I avoid politics here, but politics and crisis communication are closely linked. As one former White House press aide told me: every day in the White House is a crisis. The level of media and public focus is unrelenting, and the stakes are high.

President Obama states flatly that his administration is the most transparent ever. The White House press corp couldn’t disagree more. Here is a quote from the Politico article:

“The way the president’s availability to the press has shrunk in the last two years is a disgrace,” said ABC News White House reporter Ann Compton, who has covered every president back to Gerald R. Ford. “The president’s day-to-day policy development — on immigration, on guns — is almost totally opaque to the reporters trying to do a responsible job of covering it. There are no readouts from big meetings he has with people from the outside, and many of them aren’t even on his schedule. This is different from every president I covered. This White House goes to extreme lengths to keep the press away.”

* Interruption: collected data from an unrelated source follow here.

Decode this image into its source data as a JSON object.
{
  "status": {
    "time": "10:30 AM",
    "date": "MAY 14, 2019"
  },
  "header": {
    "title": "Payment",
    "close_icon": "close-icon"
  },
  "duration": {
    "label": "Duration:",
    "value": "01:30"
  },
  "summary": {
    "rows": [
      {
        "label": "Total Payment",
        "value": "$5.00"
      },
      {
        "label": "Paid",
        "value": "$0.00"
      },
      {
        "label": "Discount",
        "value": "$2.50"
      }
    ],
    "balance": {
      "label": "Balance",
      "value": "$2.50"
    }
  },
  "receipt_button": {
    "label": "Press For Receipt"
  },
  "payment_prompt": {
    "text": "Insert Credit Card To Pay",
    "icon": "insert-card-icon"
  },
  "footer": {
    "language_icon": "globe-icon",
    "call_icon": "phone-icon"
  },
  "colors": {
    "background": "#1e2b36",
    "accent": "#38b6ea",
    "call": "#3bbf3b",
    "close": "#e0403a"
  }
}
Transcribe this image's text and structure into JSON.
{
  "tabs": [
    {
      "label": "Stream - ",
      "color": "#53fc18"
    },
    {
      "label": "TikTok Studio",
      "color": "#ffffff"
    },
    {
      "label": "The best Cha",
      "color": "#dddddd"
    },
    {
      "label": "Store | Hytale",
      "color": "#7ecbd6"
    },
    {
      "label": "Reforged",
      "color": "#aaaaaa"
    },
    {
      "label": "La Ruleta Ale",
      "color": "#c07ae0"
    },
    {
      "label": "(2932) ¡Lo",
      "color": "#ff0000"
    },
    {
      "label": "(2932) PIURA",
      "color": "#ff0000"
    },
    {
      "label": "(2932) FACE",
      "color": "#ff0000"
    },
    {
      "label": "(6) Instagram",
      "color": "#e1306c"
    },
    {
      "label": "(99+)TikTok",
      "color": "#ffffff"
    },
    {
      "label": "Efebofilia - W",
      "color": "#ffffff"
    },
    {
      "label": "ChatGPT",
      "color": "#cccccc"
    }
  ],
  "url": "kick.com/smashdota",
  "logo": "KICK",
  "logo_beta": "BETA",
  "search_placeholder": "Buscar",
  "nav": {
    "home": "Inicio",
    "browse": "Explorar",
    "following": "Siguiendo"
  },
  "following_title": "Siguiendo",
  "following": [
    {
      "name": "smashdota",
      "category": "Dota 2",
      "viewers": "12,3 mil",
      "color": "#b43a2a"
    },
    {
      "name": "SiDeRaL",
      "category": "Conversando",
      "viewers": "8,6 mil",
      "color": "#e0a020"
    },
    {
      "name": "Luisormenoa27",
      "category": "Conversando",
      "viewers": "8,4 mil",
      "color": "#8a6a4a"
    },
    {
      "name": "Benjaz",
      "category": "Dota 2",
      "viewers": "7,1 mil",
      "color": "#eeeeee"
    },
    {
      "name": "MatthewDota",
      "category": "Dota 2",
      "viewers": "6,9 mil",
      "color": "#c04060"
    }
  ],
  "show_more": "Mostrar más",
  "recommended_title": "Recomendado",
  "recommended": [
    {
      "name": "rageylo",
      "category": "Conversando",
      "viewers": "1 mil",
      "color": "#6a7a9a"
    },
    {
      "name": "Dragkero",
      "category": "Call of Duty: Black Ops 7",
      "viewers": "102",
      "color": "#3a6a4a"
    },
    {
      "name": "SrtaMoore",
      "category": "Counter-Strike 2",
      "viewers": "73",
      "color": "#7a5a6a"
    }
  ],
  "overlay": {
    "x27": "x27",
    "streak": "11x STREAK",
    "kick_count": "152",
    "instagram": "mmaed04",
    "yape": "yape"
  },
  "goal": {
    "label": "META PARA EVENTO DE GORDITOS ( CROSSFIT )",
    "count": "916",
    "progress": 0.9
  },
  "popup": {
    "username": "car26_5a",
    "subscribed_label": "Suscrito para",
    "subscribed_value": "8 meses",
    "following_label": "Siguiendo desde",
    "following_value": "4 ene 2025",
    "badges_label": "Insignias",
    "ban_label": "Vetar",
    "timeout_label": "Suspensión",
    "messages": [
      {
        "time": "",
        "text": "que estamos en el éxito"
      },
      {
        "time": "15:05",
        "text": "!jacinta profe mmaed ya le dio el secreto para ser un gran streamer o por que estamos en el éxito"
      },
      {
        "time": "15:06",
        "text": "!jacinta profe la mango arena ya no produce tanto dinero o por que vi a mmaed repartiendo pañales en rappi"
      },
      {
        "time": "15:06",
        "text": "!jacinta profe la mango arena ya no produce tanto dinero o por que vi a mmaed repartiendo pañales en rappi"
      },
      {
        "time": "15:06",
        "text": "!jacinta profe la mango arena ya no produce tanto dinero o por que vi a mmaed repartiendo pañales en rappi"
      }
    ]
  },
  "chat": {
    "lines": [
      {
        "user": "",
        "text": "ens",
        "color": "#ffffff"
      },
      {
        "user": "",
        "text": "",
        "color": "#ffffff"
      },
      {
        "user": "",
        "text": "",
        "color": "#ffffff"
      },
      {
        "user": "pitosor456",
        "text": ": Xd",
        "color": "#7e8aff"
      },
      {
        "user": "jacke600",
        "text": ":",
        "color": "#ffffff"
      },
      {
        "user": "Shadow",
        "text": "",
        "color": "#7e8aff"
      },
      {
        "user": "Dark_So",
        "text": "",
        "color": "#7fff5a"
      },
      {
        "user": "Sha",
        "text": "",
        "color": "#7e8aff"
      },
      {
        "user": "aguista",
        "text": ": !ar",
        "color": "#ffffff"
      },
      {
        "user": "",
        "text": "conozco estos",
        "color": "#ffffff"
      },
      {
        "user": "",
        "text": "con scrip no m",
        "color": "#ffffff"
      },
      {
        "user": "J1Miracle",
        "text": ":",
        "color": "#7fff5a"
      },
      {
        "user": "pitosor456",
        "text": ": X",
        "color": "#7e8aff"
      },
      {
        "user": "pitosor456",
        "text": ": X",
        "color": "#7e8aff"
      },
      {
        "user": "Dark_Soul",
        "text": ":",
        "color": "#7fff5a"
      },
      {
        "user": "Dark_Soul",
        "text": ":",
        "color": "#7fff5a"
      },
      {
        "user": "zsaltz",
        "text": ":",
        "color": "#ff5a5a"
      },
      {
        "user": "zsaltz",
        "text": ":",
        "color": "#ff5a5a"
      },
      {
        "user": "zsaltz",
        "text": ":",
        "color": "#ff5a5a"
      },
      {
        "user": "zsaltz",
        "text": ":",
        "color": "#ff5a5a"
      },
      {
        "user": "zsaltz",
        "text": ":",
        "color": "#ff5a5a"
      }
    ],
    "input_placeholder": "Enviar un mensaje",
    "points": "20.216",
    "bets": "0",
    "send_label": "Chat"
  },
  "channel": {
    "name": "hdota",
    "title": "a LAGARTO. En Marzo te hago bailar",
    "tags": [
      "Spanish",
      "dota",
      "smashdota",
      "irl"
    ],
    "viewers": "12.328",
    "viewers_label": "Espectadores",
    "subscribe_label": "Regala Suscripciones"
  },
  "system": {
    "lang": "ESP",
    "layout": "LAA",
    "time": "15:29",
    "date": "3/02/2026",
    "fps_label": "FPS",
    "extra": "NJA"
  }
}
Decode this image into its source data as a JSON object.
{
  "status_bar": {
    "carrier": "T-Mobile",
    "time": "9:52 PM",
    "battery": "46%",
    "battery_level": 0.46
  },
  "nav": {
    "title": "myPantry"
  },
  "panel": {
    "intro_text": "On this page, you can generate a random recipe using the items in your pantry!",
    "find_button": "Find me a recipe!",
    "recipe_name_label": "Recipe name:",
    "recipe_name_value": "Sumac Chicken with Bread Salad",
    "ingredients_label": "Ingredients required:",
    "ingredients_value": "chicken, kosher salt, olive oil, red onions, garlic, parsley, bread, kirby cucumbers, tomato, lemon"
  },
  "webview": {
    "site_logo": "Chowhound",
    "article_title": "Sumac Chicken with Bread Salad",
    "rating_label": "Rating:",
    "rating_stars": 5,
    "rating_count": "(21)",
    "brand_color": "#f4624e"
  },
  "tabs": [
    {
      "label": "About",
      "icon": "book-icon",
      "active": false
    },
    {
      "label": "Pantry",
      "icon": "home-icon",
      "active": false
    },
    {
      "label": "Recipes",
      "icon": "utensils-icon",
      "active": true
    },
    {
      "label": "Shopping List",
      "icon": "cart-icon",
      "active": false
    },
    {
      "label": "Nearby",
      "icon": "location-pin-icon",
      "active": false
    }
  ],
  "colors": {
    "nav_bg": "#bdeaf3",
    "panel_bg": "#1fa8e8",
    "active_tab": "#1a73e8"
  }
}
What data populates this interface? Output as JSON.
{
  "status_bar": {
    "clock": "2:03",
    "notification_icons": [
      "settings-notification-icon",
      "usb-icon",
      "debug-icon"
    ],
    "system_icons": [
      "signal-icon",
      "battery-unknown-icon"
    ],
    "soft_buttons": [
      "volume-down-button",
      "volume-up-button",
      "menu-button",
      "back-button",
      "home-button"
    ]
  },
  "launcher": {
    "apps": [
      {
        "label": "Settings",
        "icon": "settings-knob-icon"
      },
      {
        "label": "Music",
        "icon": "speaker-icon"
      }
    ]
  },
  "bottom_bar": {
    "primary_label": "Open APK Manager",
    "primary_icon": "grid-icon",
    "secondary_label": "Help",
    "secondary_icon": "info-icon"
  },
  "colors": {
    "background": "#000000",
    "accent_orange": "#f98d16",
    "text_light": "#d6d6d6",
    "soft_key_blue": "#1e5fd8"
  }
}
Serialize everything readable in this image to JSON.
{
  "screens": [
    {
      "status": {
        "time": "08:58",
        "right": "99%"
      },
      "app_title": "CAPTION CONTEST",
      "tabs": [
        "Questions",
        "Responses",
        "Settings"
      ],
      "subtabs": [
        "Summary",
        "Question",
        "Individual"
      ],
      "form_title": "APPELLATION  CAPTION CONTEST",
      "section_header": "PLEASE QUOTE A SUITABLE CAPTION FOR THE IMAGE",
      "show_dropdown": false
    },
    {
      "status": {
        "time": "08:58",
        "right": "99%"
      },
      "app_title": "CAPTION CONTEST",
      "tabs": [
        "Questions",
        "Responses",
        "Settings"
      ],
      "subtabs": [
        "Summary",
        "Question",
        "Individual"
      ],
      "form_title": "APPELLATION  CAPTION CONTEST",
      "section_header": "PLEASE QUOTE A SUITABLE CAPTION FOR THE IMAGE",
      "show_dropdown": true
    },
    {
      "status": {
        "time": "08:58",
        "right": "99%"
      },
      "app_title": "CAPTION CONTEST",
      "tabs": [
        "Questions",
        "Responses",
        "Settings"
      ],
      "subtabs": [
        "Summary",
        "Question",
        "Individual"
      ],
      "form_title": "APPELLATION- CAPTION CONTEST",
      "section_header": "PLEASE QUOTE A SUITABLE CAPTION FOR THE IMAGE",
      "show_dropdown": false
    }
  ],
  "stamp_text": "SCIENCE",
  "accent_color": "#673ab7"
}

So, who is right? Perhaps both. And the difference is the Internet, digital communications, social media, and direct engagement–all the things we talk about here.

I remember clearly early in the president’s first term when he announced a press conference, not by a media alert, but through social media alone. Having seen first hand during the Gulf Oil Spill the way in which this administration demanded and took full control of the communications about the spill–much to the dismay of some of the government communicators and certainly BP–it is clear that the directive from the top is to control, manage and manipulate. That is certainly consistent with Politico’s analysis.

The lesson for crisis communications is quite clear. The old game was “media management,” which in my mind was always an oxymoron. I can no more manage the media than I can manage the moon. Now the game is direct communications. That means knowing who is important to you, establishing on-going channels of communication, directly engaging, being responsive, quick to catch and correct rumors and misinformation. Where does the media fit in this? Reporters are one of the important audiences–but with their own agendas and own motives (ratings). They are far less important than most in crisis communication continue to believe. They do so, I believe, because “media management” is what they know, and is to some degree “easier” than all that work of direct engagement.